Implied interest rate for LEAP options

Discussion in 'Options' started by Alexpung, Mar 1, 2018.

  1. Alexpung

    Alexpung

    let's say I want to hold onto something like BRK.B for some years. Would it be a good idea to make a synthetic forward by longing call and shorting put two years out?

    What is the implied interest going to be like and how many MM out there making the market?

    Which strike should I pick if I want to do this?
    Thanks.
     
  2. Listed goes out to Jan 2020 - anything further you would need a broker who can access flex/cflex. Most any MM who does brk.b who is on a flex terminal will quote it. The listed sticker for the 200 synthetic is about $16.00. So with stock at 202(rounding a bit) the two year swap would cost around $5.00(rounding and calling the listed exactly two years. So you are paying about 450bps over the swap. Strike for the synthetic doesn't really make any difference unless you are gonna split strikes. I can call our broker after 11PM Chicago and get you a live quote, but I really wouldn't sweat the actual swap rate - real interest rate not implied, because your gonna pay more in b/a spread both way than the real carry. One caveat is what I'm quoting is retail - a real institutional broker will do it for swap plus some small markup during market hours, but then it won't be listed and OCC guaranteed unless you insist and all the players agree.
     
    Alexpung likes this.
  3. JackRab

    JackRab

    1. yes that makes sense, but it would be better to just by the stock
    2. implied interest will be very similar to the 2 yr treasury
    3. ATM... easiest

    edit 1. you will likely be charged an amount of margin roughly the same as the stock anyway, depending on your broker... so... why bother? I assume to basically be long leveraged? So you would borrow money and invest it in Berkshire... I think Warren B would not approve of that type of investing.

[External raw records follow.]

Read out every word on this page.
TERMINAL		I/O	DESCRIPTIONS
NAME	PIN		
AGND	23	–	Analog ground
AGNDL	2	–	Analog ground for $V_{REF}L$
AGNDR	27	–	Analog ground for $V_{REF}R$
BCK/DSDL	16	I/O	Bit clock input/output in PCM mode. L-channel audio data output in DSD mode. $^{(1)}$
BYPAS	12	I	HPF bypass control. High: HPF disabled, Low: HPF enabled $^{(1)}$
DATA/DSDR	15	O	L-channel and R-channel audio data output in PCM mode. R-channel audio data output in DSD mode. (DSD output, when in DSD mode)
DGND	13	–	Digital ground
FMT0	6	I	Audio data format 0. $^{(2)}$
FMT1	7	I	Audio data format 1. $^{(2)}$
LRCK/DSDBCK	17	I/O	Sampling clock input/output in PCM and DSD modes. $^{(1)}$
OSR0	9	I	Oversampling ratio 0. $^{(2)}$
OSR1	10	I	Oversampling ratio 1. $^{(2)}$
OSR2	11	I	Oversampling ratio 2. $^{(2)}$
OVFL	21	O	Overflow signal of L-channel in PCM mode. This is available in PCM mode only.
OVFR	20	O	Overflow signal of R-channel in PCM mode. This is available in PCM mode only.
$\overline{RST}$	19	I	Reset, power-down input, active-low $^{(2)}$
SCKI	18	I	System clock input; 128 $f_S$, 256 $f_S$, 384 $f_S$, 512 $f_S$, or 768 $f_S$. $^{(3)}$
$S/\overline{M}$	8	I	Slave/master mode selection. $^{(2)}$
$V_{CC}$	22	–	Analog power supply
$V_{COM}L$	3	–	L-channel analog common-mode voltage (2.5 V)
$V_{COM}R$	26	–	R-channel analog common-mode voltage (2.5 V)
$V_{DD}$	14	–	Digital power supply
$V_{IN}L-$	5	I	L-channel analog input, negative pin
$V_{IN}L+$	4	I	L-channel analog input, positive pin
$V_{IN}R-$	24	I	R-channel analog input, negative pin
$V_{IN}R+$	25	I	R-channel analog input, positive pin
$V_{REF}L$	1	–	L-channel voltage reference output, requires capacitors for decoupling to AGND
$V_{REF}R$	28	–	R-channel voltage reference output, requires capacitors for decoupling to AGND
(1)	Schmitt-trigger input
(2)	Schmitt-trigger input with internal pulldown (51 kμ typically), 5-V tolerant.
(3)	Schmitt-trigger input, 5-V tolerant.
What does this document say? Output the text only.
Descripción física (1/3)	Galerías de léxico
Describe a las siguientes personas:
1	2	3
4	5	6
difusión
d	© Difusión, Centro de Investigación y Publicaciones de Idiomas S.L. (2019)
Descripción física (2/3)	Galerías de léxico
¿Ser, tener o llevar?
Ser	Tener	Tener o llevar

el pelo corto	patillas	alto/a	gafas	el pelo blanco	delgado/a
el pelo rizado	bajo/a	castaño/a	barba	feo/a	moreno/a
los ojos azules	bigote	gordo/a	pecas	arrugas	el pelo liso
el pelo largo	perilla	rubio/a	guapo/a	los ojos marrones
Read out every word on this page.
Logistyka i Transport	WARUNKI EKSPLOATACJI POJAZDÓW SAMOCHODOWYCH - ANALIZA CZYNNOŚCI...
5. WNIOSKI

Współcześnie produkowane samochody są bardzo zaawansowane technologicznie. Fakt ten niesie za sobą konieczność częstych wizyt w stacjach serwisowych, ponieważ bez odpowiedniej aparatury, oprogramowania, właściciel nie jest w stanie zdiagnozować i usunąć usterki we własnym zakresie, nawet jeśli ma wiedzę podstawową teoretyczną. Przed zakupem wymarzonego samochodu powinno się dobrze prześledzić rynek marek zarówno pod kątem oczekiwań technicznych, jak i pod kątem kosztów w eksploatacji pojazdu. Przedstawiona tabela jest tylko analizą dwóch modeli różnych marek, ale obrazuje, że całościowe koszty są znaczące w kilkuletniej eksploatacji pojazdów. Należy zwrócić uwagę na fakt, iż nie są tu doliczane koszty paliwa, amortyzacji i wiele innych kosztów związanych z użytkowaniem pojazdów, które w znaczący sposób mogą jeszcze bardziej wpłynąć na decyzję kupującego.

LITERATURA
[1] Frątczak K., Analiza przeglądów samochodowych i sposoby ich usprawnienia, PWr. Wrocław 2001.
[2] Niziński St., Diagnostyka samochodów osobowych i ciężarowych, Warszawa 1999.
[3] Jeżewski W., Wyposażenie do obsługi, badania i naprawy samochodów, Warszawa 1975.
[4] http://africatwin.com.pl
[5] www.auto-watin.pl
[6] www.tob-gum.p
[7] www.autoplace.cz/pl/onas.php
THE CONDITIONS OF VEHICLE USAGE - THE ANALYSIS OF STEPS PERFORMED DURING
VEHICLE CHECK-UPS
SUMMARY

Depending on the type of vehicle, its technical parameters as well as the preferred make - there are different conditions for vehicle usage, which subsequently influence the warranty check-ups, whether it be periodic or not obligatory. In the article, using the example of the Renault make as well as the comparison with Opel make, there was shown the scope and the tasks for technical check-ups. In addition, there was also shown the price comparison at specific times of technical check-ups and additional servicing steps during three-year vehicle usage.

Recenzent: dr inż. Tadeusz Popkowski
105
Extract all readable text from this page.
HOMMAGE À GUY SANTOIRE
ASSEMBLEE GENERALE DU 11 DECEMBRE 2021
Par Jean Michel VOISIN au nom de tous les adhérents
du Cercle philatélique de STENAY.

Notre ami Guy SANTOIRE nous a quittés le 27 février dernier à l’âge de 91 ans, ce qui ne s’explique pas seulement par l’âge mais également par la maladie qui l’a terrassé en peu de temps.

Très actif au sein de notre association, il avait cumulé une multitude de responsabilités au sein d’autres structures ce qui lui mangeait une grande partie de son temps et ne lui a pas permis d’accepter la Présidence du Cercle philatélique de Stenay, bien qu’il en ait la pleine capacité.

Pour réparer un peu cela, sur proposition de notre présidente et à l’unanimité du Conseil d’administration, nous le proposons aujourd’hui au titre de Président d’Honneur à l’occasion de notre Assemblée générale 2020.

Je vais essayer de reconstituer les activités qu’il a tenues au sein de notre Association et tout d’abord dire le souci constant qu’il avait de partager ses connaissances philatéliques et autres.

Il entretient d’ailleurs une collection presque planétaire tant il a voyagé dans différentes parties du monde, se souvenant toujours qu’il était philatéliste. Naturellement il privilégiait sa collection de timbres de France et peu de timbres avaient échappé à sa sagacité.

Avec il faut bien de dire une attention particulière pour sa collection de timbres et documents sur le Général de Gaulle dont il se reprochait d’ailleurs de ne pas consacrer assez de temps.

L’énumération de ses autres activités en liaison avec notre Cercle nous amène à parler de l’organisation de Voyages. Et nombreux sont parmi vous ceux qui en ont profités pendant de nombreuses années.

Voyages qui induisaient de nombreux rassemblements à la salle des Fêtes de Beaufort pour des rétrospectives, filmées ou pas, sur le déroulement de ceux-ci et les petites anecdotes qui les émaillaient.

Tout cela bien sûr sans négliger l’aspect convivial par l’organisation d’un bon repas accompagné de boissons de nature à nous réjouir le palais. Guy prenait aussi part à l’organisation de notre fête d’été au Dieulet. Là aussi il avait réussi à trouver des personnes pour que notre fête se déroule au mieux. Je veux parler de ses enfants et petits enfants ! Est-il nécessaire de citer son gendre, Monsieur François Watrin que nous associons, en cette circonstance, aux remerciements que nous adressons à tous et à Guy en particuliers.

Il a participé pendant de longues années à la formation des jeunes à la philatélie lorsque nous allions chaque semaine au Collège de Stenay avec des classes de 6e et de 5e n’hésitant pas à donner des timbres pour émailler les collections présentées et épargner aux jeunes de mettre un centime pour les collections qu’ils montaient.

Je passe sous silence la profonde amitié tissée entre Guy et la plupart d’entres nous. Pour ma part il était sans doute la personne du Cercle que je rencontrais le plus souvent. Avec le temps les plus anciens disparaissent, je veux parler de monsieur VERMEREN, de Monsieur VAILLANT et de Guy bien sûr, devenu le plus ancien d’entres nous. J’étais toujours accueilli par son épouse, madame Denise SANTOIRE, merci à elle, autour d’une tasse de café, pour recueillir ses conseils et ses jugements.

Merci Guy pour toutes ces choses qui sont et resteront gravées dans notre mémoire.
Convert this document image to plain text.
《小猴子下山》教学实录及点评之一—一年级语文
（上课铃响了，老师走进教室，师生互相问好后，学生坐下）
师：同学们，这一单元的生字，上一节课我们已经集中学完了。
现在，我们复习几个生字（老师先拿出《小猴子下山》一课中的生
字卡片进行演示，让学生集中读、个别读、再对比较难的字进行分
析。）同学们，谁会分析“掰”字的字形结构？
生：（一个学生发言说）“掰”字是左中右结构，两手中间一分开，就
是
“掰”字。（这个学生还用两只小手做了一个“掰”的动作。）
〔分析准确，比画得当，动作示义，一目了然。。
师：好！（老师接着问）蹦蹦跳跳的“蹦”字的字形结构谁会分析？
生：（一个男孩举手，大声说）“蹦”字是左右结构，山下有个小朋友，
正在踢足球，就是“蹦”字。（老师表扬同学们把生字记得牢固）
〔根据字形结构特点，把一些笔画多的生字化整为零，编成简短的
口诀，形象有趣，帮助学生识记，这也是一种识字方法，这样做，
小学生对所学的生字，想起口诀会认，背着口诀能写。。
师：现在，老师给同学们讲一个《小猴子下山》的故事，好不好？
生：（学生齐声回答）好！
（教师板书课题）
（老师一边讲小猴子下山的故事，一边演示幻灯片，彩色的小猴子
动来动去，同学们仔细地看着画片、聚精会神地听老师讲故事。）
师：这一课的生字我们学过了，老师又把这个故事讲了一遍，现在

    also, you will have to trade in both call and put and open the position on a wide bid/ask spread... at least wider than the stock... so that's another cost to add...
     
    beerntrading, Alexpung and ajacobson like this.
  4. JackRab

    JackRab

    That's cutting some corners ;). I think you mean about 45 bps above swap right? 450 is a bit steep.

    If I look at the closing prices now... it's about 13.50 on the 200 strike Jan'20. The 210 is 2.25, so Forward is 212.25... with spot at 202(ish) that's about 2.6% a year in interest paid... Currently the 2yr treasury is 2.20%.

    That's all at midpoints though. I don't know how wide the options are quoted normally... but you're right in that the spread adds another x%... maybe another 15bps (about 30 cents above mid point both in call and put)?
     
  5. Alexpung

    Alexpung

    Thanks for answering.

    Currently I do my funding selling SPX boxes, I am looking at this possibility and see if I can save some money. Not sure which option is cheaper.

    Yes I long leveraged 2x as the portfolio is still small and I expect to contribute like 20% of the liquidation value per year.
     
  6. Alexpung

    Alexpung

    Thanks for answering.


    I am retail (obviously) so it is pretty much not possible to get the swap rate. I am currently holding the stock and funding via 3 month SPX box. Perhaps I should just keep it this way?
     
  7. JackRab

    JackRab

    You could also trade the future... but that's likely even less liquid.

    You should also be aware, that if Berkshire does decide to pay a dividend, you will be on the losing end of that... since your options will be discounted to the ex-dividend price. Not that it seems likely that they are going to pay a dividend... but better to be aware of that.
     
  8. Alexpung

    Alexpung

    Yes I am aware of that, thanks.
     
  9. JackRab

    JackRab

    Hmm... 3 month treasury is at about 1.6%, what did you pay in that SPX box? 1.8?... Short rates are very likely to rise to above 2%. I would take the longer dated one to be honest... you don't have to refinance every 3 months, so your transaction costs are lower and you will likely be ending up paying almost the same % for 3-month options in 6 months time.

    That said... I'm against leveraged investing in the stock market, so don't do this just because I'm explaining stuff...
     
    ironchef likes this.
  10. ironchef

    ironchef

    Why may I ask? Buffett leverages using insurance floats to get his returns, so why not us mom and pop retail using options?